After loading the Delta table, we use the .delete() operation with the predicate "deleted = True" to remove the flagged records. If no predicate is provided, all records are deleted.

Copy
dt = DeltaTable("delete_test")

dt.delete(predicate="deleted = True")
print(pl.read_delta("delete_test"))
Copy
┌─────┬─────────┐
│ id  ┆ deleted │
│ --- ┆ ---     │
│ i64bool    │
╞═════╪═════════╡
│ 1false   │
└─────┴─────────┘

The result is a cleaned-up Delta table with only the non-deleted records, illustrating how the DELETE operation is a valuable operation for data management.

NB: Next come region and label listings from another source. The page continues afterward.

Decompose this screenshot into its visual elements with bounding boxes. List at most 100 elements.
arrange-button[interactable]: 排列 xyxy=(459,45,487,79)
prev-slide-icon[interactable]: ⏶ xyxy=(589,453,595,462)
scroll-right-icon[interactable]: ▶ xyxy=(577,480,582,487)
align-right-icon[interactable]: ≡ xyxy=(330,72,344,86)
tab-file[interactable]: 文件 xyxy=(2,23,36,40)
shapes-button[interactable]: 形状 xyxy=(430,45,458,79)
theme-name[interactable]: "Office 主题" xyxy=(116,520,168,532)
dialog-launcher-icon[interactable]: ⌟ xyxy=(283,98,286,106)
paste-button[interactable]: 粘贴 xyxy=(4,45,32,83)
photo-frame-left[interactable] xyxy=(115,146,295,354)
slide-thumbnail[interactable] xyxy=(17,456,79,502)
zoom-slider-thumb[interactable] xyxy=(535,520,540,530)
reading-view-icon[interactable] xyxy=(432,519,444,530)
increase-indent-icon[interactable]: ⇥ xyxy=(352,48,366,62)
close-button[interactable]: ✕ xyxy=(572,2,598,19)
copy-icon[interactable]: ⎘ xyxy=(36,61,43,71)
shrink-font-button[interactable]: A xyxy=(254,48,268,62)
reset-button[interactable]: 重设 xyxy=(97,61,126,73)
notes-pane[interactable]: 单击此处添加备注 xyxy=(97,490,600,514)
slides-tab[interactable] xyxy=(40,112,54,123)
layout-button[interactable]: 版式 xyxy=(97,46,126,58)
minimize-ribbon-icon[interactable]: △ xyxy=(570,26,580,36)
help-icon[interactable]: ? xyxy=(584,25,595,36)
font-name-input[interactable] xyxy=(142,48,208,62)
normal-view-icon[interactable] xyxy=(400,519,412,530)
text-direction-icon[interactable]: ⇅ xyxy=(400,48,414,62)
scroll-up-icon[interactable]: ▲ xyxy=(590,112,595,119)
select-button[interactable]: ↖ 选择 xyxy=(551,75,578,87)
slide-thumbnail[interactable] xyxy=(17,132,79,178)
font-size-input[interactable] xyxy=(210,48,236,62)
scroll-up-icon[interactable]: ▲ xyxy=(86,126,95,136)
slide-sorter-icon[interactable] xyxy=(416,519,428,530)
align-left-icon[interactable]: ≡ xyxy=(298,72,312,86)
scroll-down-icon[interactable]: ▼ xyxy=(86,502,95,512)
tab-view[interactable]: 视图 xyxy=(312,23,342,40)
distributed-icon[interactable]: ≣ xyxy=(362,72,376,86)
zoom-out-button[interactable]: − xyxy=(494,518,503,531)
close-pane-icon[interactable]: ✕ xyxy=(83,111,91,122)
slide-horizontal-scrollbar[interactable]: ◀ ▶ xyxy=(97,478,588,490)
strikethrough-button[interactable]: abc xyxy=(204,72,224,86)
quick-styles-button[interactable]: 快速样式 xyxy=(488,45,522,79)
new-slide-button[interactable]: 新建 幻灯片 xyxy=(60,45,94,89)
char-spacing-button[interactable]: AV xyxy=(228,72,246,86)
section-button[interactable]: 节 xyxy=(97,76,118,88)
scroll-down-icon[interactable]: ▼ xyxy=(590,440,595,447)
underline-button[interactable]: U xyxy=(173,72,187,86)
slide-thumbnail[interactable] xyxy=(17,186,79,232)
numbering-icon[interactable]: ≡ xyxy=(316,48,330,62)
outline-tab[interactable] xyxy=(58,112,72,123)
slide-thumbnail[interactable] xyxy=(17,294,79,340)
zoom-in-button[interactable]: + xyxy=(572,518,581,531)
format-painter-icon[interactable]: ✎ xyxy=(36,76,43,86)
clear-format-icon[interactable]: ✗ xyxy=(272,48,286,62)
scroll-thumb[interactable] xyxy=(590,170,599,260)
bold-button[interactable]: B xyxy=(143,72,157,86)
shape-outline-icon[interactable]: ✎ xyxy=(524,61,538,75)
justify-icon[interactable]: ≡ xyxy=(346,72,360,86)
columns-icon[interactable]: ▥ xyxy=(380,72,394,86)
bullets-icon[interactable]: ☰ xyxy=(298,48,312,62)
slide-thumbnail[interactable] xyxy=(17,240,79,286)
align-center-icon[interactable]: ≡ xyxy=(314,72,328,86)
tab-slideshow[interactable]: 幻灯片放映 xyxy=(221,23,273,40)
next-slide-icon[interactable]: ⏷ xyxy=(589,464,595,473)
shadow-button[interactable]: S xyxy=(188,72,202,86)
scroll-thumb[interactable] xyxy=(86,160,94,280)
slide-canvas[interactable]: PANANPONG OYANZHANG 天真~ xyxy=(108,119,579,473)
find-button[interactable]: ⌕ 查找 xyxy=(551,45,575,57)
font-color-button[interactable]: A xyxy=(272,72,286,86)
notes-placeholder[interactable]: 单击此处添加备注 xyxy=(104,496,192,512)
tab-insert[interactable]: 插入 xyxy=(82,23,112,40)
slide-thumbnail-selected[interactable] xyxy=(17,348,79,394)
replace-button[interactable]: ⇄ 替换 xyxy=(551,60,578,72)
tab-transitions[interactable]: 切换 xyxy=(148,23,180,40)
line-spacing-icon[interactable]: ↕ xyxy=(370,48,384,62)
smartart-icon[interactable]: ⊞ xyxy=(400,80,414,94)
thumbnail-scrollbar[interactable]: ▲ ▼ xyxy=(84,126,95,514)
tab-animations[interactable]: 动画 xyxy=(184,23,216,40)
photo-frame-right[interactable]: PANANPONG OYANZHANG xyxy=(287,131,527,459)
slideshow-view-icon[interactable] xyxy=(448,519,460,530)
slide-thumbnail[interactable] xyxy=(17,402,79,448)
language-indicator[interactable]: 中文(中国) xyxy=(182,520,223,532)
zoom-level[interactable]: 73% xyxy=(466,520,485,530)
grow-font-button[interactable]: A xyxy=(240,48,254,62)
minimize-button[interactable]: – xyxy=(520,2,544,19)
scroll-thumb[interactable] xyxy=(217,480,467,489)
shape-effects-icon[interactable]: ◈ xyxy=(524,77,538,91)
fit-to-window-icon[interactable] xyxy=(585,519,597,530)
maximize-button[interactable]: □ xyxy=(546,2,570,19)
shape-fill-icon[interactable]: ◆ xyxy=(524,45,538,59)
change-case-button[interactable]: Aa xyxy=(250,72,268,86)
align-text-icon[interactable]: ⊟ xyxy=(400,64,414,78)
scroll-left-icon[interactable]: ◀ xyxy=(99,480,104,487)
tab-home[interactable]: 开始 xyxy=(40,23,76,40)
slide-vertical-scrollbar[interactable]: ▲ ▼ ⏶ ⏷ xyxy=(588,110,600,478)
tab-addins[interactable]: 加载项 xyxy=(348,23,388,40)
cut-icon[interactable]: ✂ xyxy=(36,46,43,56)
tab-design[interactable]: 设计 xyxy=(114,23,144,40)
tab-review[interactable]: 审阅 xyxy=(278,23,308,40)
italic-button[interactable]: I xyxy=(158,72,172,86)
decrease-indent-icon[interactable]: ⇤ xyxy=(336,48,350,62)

Enhanced Interoperability with Large Arrow Data

In this release, Delta-RS introduces enhanced interoperability with large Arrow data types. You can now do consecutive writes with Arrow tables that have large Arrow types directly using write_deltalake by just enabling large_dtypes=True.

Copy
df = pl.DataFrame({"id": [1, 2, 3], "deleted": [False, True, False]})
Copy
source = df.to_arrow()
print(f"schema: {source.schema}\n")
write_deltalake("sample_table", source, large_dtypes=True, mode="overwrite")

dt = DeltaTable("sample_table")
print(f"history: {dt.history()[0]}")
Copy
schema:
    id: int64
    deleted: bool

history: {'timestamp': 1697974132175, 'operation': 'WRITE', 'operationParameters': {'mode': 'Overwrite', 'partitionBy': '[]'}, 'clientVersion': 'delta-rs.0.17.0', 'version': 7}

The improved interoperability enables smoother integration with libraries like Polars, where you can work with large data types without conversion.

Conclusion: Bridging the Gap in Data Workloads

The 0.12.0 Python release of Delta-RS brings many powerful operations, such as MERGE, DELETE, and UPDATE, directly to Python users. This empowers data scientists and data engineers working in non-JVM workloads to build and enhance lakehouse solutions. It bridges the gap between small-to-medium data workloads, commonly handled with tools like Polars, DuckDB, or Pandas, and big data workloads managed with Spark.

Big shout out to the amazing contributors of Delta-RS, a lot of effort has gone into building the Rust API!

What's on the Horizon for Delta-RS?

  • Add support for table features (read support V3, writer support V7) and improving the overall protocol support
  • Integration of Rust Delta Kernel in Delta-RS
  • Use logical plans in MERGE for improved performance
  • Multiple "when" clauses in Python MERGE
  • Expose FSCK (repair) operation to Python
  • Adding VACUUM to the transaction log